Le 26 octobre 2004, le Greffe du Tribunal
Pénal International pour le Rwanda, a publié
une " décision de retrait de la Commission d'office
" du conseil de Mr Gratien Kabiligi, Maître Jean
Yaovi Dégli, avocat inscrit aux Barreaux de Paris et
de Lomé, et Président de BATIR LE TOGO.
Cette information est reprise en boucle par Radio, Lomé,
la TVT et Togo Presse qui mettent en exergue que le Président
de BATIR LE TOGO aurait escroqué le TPIR après
avoir fait embaucher " une fausse avocate " sur
le compte de qui, il prélèverait des sommes
d'argent.
Après avoir réuni les éléments
de cette affaire qui date de avril 2003, BATIR LE TOGO tient
à souligner que:
1/ Contrairement aux affirmations du thuriféraire
de Lomé II, Mr Adama Dieng, la " fausse avocate
", Mme Olympio, a été sélectionnée
et embauchée par le Greffe par préférence
à d'autres avocats togolais proposés par Maître
Dégli. Les preuves émanant du Greffe seront
versées au débat à venir et, seront
publiées.
2/ Contrairement aux affirmations du Greffier en chef, Maître
Dégli avocat principal avait une procuration sur
le compte bancaire de Mme Olympio, à la demande de
cette dernière qui, contrôlait sa situation
bancaire, les retraits se faisant sous son contrôle.

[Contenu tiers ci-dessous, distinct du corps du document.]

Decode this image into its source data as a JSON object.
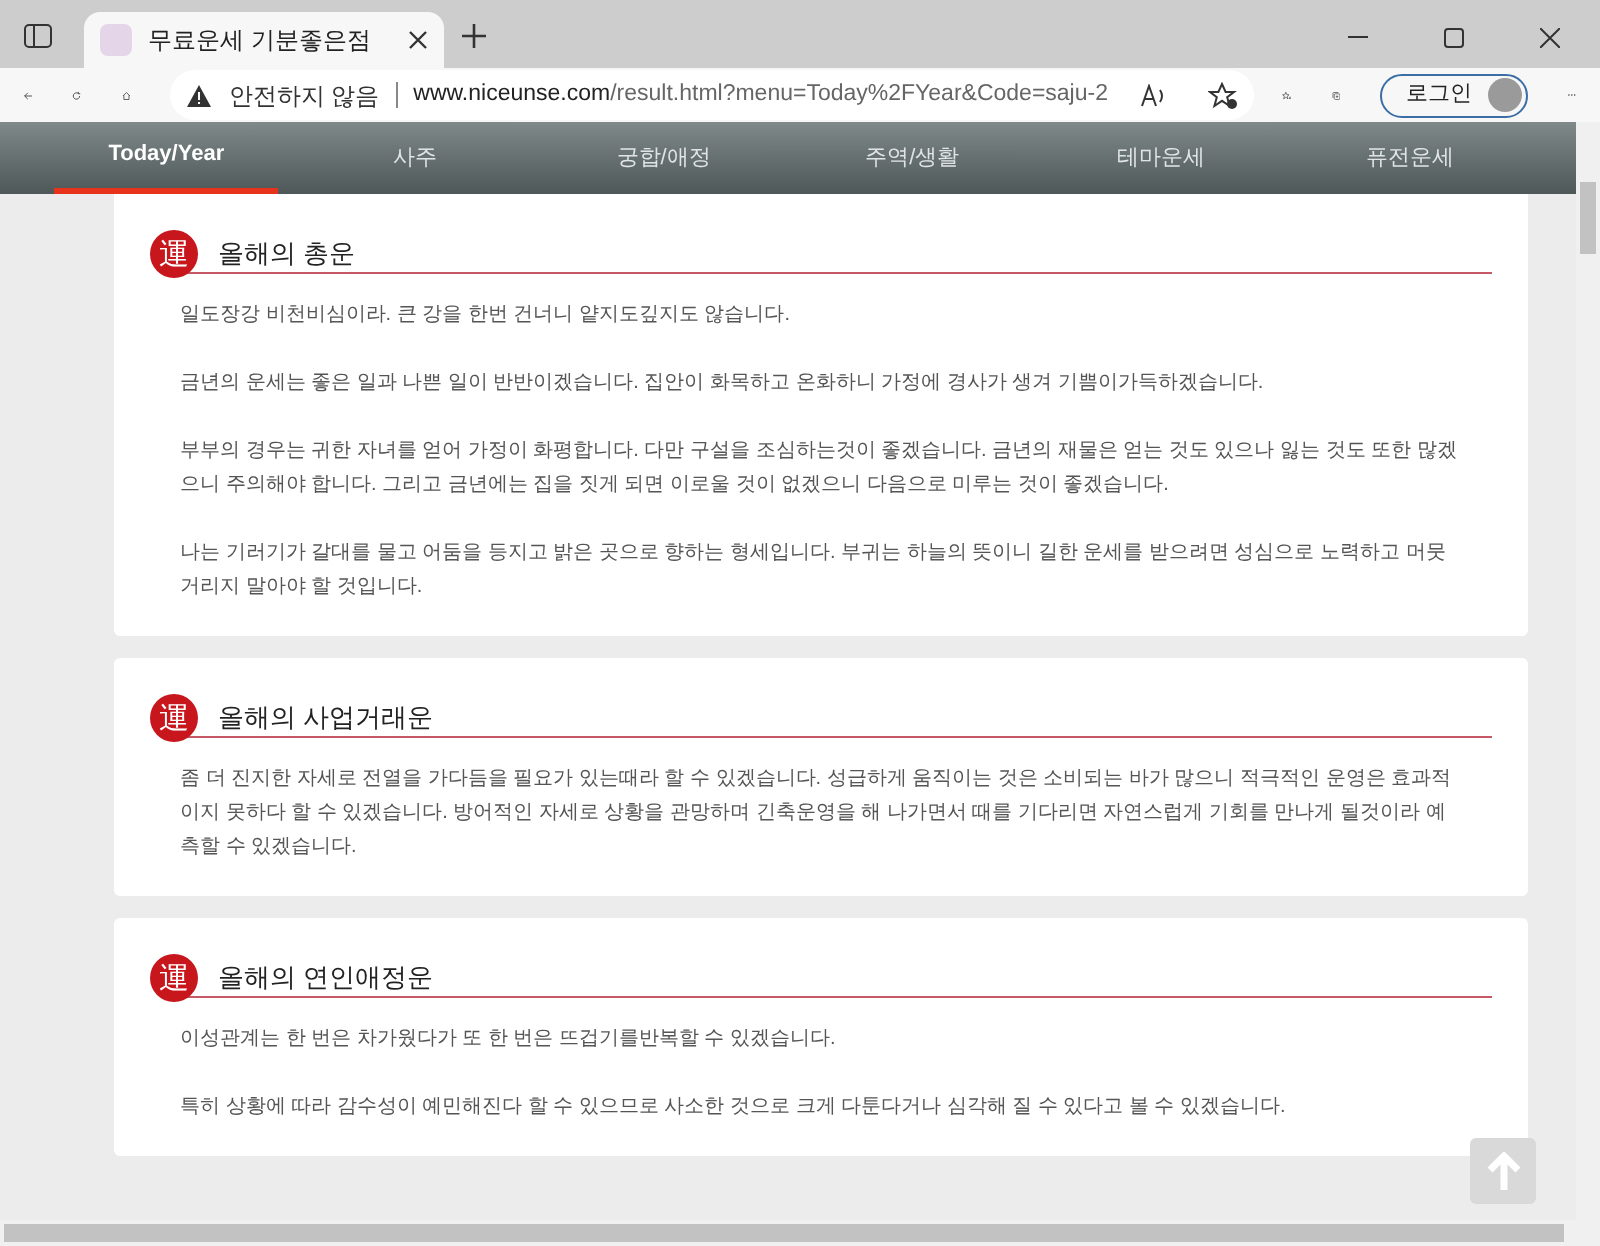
{
  "browser": {
    "tab_title": "무료운세 기분좋은점",
    "address_warning": "안전하지 않음",
    "url_host": "www.niceunse.com",
    "url_path": "/result.html?menu=Today%2FYear&Code=saju-2",
    "login": "로그인"
  },
  "nav": [
    {
      "label": "Today/Year",
      "selected": true
    },
    {
      "label": "사주",
      "selected": false
    },
    {
      "label": "궁합/애정",
      "selected": false
    },
    {
      "label": "주역/생활",
      "selected": false
    },
    {
      "label": "테마운세",
      "selected": false
    },
    {
      "label": "퓨전운세",
      "selected": false
    }
  ],
  "sections": [
    {
      "emblem": "運",
      "title": "올해의 총운",
      "paragraphs": [
        "일도장강 비천비심이라. 큰 강을 한번 건너니 얕지도깊지도 않습니다.",
        "금년의 운세는 좋은 일과 나쁜 일이 반반이겠습니다. 집안이 화목하고 온화하니 가정에 경사가 생겨 기쁨이가득하겠습니다.",
        "부부의 경우는 귀한 자녀를 얻어 가정이 화평합니다. 다만 구설을 조심하는것이 좋겠습니다. 금년의 재물은 얻는 것도 있으나 잃는 것도 또한 많겠으니 주의해야 합니다. 그리고 금년에는 집을 짓게 되면 이로울 것이 없겠으니 다음으로 미루는 것이 좋겠습니다.",
        "나는 기러기가 갈대를 물고 어둠을 등지고 밝은 곳으로 향하는 형세입니다. 부귀는 하늘의 뜻이니 길한 운세를 받으려면 성심으로 노력하고 머뭇거리지 말아야 할 것입니다."
      ]
    },
    {
      "emblem": "運",
      "title": "올해의 사업거래운",
      "paragraphs": [
        "좀 더 진지한 자세로 전열을 가다듬을 필요가 있는때라 할 수 있겠습니다. 성급하게 움직이는 것은 소비되는 바가 많으니 적극적인 운영은 효과적이지 못하다 할 수 있겠습니다. 방어적인 자세로 상황을 관망하며 긴축운영을 해 나가면서 때를 기다리면 자연스럽게 기회를 만나게 될것이라 예측할 수 있겠습니다."
      ]
    },
    {
      "emblem": "運",
      "title": "올해의 연인애정운",
      "paragraphs": [
        "이성관계는 한 번은 차가웠다가 또 한 번은 뜨겁기를반복할 수 있겠습니다.",
        "특히 상황에 따라 감수성이 예민해진다 할 수 있으므로 사소한 것으로 크게 다툰다거나 심각해 질 수 있다고 볼 수 있겠습니다."
      ]
    }
  ]
}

Et, il serait intéressant que Mme Olympio explique,
la raison pour laquelle, elle n'aurait jamais réagi
au débit, sans justificatif, de son compte vers un
compte tiers.
Des documents permettront d'éclaircir cet autre point
dans les prochains jours.
3/ Quant à l'intervention de Mr Dégli dans
la défense du Mr Kabiligi, autre point de polémique,
nous tenons à souligner que BATIR LE TOGO est un
mouvement qui défend les valeurs démocratiques
dont les garanties procédurales sont une composante.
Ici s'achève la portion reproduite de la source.